The International Air Transport Association (IATA) announced this week that it filed a request for antitrust immunity with the U.S. Department of Transportation to allow airlines to discuss options to maintain connectivity to Venezuela in light of the Venezuelan government’s continuing refusal to release US$3.8 billion in airline funds.
Air connectivity in Venezuela has been severely impacted as a result of the government’s actions. In Venezuela, international airline capacity is down 61% from its peak in 2013, says the Association.
“The economic situation in Venezuela is grave. And it will be made worse if airlines cannot maintain connectivity as the blocked-funds issue drags on. Despite years of effort by IATA and its members to resolve the issue, there has been little action by the Venezuelan government. We are now asking the U.S. government to approve anti-trust immunity for discussions among airlines focused on maintaining connectivity while the blocked funds crisis persists. This is an escalation of the industry’s efforts to find a solution to this untenable situation,” said Alexandre de Juniac, IATA’s Director General and CEO.
The request arose because current U.S. laws prohibit competing companies to discuss pricing issues. Juniac clarifies the industry’s position:
“To be clear, the intention is not to do anything that is anti-competitive. On the contrary, our member airlines seek to explore a global solution allowing them to keep Venezuela connected to the world and do business normally in a country that is not meeting its international obligations,” said de Juniac.

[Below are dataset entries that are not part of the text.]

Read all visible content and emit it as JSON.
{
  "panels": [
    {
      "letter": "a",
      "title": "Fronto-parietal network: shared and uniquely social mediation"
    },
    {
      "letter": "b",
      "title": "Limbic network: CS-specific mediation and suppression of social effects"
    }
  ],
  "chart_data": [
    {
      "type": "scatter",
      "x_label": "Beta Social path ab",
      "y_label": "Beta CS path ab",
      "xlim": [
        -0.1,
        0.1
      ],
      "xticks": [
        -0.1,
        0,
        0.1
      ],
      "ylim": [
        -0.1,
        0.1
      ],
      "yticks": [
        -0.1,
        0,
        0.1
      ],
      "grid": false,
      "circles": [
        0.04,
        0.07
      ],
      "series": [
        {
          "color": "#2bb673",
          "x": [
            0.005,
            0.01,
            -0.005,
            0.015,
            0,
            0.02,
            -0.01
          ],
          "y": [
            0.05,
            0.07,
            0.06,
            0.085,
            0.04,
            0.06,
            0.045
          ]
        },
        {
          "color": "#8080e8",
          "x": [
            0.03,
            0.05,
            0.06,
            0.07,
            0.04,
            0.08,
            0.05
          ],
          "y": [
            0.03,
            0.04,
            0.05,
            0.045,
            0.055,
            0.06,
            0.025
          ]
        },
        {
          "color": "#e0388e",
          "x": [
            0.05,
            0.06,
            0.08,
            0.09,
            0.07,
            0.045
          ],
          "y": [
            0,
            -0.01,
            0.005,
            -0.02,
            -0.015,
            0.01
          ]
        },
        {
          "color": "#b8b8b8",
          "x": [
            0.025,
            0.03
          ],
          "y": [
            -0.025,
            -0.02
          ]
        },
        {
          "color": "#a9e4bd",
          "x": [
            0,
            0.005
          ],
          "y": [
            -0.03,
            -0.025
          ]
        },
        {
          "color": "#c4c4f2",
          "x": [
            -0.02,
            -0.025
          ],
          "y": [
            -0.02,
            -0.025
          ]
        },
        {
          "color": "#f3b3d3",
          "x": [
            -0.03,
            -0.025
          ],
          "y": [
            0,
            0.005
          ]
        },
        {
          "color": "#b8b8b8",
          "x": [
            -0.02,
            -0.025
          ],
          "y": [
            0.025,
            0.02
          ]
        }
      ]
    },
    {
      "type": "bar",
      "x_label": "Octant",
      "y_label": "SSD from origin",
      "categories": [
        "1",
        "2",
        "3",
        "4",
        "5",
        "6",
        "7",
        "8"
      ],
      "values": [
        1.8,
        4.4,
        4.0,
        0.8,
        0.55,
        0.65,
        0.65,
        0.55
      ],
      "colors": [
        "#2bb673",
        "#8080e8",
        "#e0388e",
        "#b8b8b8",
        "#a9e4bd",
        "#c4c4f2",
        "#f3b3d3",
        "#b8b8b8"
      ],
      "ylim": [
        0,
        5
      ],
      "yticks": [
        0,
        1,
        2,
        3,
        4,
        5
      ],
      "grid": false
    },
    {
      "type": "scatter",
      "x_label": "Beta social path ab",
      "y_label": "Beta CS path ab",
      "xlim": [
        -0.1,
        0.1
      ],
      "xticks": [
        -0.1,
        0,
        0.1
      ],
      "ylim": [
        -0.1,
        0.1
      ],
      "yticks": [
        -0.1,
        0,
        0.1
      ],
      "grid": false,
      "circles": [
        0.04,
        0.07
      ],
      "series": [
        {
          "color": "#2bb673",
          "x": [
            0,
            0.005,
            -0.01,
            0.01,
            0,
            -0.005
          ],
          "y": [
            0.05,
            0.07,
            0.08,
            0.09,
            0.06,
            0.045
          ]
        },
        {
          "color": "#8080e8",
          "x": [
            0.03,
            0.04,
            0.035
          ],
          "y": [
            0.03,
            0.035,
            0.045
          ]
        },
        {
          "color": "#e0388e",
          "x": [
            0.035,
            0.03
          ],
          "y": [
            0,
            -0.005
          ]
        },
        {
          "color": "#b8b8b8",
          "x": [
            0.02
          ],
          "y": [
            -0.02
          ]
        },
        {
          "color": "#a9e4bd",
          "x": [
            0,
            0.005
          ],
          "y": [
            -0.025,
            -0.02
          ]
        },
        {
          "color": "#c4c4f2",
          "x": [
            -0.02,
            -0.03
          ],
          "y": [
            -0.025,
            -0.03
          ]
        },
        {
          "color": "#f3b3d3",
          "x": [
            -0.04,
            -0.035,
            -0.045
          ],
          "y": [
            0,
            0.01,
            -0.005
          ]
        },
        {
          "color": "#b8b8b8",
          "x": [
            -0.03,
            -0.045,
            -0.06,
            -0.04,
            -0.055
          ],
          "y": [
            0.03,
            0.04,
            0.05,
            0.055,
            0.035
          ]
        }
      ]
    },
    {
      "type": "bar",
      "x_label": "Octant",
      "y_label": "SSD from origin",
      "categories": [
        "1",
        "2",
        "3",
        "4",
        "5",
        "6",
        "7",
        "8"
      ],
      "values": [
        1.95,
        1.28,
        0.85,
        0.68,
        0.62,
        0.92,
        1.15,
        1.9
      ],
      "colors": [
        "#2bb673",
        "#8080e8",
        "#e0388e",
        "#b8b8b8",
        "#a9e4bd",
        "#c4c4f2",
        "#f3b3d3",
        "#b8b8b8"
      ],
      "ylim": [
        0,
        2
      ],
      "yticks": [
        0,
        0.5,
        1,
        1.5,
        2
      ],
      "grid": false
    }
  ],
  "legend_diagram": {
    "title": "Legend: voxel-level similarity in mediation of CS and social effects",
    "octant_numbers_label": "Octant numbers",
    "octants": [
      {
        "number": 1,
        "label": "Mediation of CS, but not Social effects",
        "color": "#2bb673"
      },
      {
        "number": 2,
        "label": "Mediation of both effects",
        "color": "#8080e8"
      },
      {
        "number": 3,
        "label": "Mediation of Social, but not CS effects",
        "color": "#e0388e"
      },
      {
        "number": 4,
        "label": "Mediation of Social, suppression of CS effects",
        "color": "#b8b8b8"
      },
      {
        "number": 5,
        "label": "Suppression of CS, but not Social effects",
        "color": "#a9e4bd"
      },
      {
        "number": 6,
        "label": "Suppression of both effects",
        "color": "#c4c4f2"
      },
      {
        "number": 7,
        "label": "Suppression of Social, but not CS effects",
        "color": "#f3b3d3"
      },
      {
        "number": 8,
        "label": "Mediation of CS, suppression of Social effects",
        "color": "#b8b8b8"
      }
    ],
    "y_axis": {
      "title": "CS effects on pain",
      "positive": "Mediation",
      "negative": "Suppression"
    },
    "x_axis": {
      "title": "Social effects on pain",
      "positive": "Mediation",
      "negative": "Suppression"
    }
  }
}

Venezuela’s refusal to allow repatriation of airline revenues contravenes its obligations under international agreements. Many bilateral air service agreements, for example, include provisions that require the timely repatriation of revenues to the home country of the air carrier. Bilateral investment treaties to which Venezuela is a party contain similar obligations.
Since 2003, Venezuela has operated a currency control system which prevents foreign airlines from repatriating their funds without government approval. By 2013, approvals to repatriate funds from Venezuela were not keeping pace with the amount of funds requiring repatriation and significant airline revenue accumulated in Venezuela. The situation became critical in 2015 when only one request to repatriate funds was approved. There has been only one approval in 2016. Airline funds blocked in Venezuela now total some $3.8 billion.
De Juniac went on to say that with the economic challenges Venezuela is facing, the country needs air connectivity more than ever, which carriers have been forced to cut in light of blocked-funds issues. That, unfortunately, limits the important role that aviation could play in reviving Venezuela’s economy. We urge the US government to quickly grant airlines immunity to discuss joint action to keep Venezuela connected. That would help the Venezuelan economy and its people,” he said.